Consider the following instructions:
addi $t0, $zero, 15
mystery:
addi $t0, $t0, -5
bne $t0, $zero, mystery
boo:
addi $t0, $t0, 5
beq $t0, $zero, boo
lw $t0, 4($t1)
The above MIPS instructions executed by the 5-stage pipeline datapath with forwarding, with untaken branch prediction, and decision making is moved to ID stage.
I got this question in a practice and I still don't fully understand it. How do I find the amount of stalls needed in clock cycles.
I got the total amount of instructions as 10 and the ideal pipeline as 14, but I don't understand the full concept of stall any help would be appreciated
I've been spitballing at this point, I tried just stalling at the branch operations but I just can't seem to grasp the concept of stall.
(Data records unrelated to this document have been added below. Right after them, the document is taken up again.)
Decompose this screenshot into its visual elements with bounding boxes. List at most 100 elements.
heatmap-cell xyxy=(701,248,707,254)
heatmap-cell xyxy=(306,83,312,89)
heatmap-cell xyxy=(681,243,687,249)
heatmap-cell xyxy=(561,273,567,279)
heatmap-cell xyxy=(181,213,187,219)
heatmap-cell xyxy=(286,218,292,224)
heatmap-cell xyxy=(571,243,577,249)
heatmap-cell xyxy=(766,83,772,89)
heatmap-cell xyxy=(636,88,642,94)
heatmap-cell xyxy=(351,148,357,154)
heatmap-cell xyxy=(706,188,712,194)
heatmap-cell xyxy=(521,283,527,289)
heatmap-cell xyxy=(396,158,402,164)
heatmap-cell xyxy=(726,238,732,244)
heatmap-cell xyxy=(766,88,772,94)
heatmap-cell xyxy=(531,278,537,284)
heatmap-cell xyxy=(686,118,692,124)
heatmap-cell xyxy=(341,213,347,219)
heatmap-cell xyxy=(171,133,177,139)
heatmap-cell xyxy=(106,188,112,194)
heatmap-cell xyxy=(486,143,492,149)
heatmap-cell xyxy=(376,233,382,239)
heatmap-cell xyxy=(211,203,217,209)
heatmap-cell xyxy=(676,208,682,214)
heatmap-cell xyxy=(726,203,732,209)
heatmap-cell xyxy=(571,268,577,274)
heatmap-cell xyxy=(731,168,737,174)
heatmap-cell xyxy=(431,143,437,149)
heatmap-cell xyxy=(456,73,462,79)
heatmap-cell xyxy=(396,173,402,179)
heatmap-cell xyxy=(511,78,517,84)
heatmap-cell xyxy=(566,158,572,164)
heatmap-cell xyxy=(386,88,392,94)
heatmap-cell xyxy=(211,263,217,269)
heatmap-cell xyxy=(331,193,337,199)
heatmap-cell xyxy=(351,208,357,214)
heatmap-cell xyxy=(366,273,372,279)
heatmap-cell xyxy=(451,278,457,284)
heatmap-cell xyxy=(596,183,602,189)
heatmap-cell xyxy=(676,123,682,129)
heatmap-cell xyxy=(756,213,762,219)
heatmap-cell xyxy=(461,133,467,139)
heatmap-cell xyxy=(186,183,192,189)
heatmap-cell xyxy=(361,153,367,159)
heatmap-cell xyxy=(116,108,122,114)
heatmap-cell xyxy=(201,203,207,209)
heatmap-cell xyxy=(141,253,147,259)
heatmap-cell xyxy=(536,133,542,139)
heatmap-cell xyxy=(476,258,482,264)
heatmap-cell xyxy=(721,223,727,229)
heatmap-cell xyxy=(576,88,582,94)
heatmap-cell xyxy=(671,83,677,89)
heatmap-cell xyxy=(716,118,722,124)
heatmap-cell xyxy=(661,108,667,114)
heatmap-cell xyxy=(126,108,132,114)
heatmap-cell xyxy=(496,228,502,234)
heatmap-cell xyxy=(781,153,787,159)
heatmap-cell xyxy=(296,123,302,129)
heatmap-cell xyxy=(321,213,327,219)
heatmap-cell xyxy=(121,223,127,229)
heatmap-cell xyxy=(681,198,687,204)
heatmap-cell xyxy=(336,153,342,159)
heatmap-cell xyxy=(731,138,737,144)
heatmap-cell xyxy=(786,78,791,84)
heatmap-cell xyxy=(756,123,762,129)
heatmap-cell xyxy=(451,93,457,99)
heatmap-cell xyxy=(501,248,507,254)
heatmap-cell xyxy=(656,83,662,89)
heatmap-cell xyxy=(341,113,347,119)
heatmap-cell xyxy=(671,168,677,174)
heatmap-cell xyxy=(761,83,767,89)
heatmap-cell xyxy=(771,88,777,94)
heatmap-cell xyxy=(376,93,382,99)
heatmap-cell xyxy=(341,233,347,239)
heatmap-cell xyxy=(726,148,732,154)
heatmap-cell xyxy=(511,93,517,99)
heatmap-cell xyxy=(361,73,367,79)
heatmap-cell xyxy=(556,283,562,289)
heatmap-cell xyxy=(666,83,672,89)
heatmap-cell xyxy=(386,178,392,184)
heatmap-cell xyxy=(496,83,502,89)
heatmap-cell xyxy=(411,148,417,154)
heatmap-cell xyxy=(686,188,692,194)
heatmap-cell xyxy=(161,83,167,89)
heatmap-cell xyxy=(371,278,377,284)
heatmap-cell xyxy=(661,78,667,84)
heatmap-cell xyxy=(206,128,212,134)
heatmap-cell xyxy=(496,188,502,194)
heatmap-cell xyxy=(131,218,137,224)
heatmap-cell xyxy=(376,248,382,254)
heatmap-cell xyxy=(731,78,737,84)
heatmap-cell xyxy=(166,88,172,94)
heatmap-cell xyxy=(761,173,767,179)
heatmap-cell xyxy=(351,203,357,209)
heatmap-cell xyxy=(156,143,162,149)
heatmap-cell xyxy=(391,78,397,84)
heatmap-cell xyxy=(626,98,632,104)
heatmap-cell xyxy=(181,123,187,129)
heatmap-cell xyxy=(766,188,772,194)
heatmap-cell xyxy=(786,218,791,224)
For conditional branches, taken branches & not-taken branches have different stall requirements.
So, you need to identify how many taken branches vs. not taken branches in the complete code execution.
And there are only 2 taken branches (backward in mystery
loop which runs 3x, meaning jumps backward twice) — and otherwise 2 not-taken branches, one which exits each loop.
Untaken branches are said to be "predicted". That is informative though isn't very complex, it just means the processor just goes along forward assuming the branch isn't taken, i.e. as if it weren't even a branch instruction, e.g. as if it were a nop
. And it will run full speed if that "prediction" is correct.
However, for taken branches then, it has to nullify any work along the predicted not-taken path since that path is incorrect for the program. That means it will loose any cycles that were put into those instruction on the wrong path.
In addition, for taken branches, here there are data hazards. Since in your code snippet, both branch instructions suffer RAW data hazard, understanding that will inform how many instructions are consumed along the wrong path, e.g. how many wasted cycles will have to be discarded, and these will be called stalls.
The result of addi
is known immediately after the addi
's EX stage has completed.
And the branch instruction is said to be able to determine whether it was correct in its prediction in its ID stage, then it will (attempt to) decide whether to continue at full speed or cancel the incorrect mispredicted not-taken code path.
However, the ID stage for the branch instruction (where it would prefer to make the taken/not taken decision) overlaps with the EX stage of the prior addi
instruction, so the actual determination of the branch prediction simply cannot happen before or during addi
's EX, so would have to happen in the cycle after addi
's EX.
Looking at these instructions:
mystery:
addi $t0, $t0, -5
bne $t0, $zero, mystery
boo:
addi $t0, $t0, 5
beq $t0, $zero, boo
Cycle | IF | ID | EX | MEM | WB |
---|---|---|---|---|---|
1 | addi -5 | ||||
2 | bne | addi -5 | |||
3 | addi +5 | bne | addi -5 | ||
4 | beq | addi +5 | bne | addi -5 |
We can see that the bne
cannot make a final determination as it might prefer, due to the RAW hazard on $t0
with the immediately preceding instruction, so it has to wait until the addi -5
has completed EX and thus the next cycle, when the bne
is in EX itself.
Thus, two instructions along the mis-predicted non-taken path have been entered into the pipeline and they must both be cancelled. The redirection has to cancel those instructions (on the incorrect path) and reset the next PC to the proper (taken) branch target. This will occur in cycle 4, so by cycle 5 the processor should be on the proper code path, having lost 2 cycles (to the not-taken code path, addi +5
and beq
), which we can refer to as stalls.
Let's note that were it not for the RAW data hazard, the processor would have been able to make the final branch path determination in the bne
's actual ID stage; thus, having consumed only one instruction on the incorrect path (the addi +5
) before getting back on track with the proper path.
And to reiterate, not-taken branches run like nop
or other arithmetic instructions, full speed (i.e. no stalls).